|Rare Book & Manuscript Library|
At a Glance
The collection of noted cartoonist Joseph Farris, who had a nearly 50-year career at THE NEW YORKER, as well as in a plethora of other publications. It contains roughly 14,000 unpublished cartoons; over 7500 published cartoons; spot drawings; books that collected his work, or that he illustrated, or that he appeared in; book drafts; tear sheets; sketchbooks; contracts; correspondence; process materials; and more.
The proportion of unpublished to published cartoons in the collection is a testament to the difficult life of the freelance gag cartoonist--but those cartoons as a whole reveal extraordinary evidence of changing social, moral, and political attitudes, and will be a rich socio-historical resource. What's more, correspondence between Richard Taylor and NEW YORKER art director James Geraghty shed light on the practical business of cartooning (Geraghty's own archive is at NYPL, which makes for easy research access).

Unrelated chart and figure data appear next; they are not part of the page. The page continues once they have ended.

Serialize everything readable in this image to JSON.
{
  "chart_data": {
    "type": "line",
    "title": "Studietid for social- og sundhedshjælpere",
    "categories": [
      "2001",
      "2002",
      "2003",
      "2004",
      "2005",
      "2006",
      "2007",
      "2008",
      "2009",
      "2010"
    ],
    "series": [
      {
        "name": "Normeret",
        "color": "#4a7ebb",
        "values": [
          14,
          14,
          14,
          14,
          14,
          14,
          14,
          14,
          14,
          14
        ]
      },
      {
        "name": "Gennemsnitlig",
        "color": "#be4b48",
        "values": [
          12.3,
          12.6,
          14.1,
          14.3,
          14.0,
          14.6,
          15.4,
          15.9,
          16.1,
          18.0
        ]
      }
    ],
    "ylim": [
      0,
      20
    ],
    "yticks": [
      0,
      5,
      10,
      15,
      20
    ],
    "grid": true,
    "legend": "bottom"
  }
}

The sketchbook Farris kept during World War II is in the Library of Congress, but there are book materials from its 2011 publication in this collection.
Using the Collection
Rare Book and Manuscript Library
Conditions Governing Access
Material is unprocessed. Please contact firstname.lastname@example.org for more information.
Conditions Governing Use
Single photocopies may be made for research purposes. Permission to publish material from the collection must be requested from the Curator of Manuscripts/University Archivist, Rare Book and Manuscript Library (RBML). The RBML approves permission to publish that which it physically owns; the responsibility to secure copyright permission rests with the patron.
Identification of specific item; Date (if known); Joseph Farris Papers; Box and Folder; Rare Book and Manuscript Library, Columbia University Library.
About the Finding Aid / Processing Information
Columbia University Libraries, Rare Book and Manuscript Library
History / Biographical Note
Biographical / Historical
Joseph Farris had a long and prolific career as a cartoonist, especially at THE NEW YORKER. He was mentored by the great NEW YORKER cartoonist Richard Taylor (by whom we have one piece of original art in the Comic Art Collection), and thus serves as a bridge between the golden years under Harold Ross and the second age of greatness under William Shawn.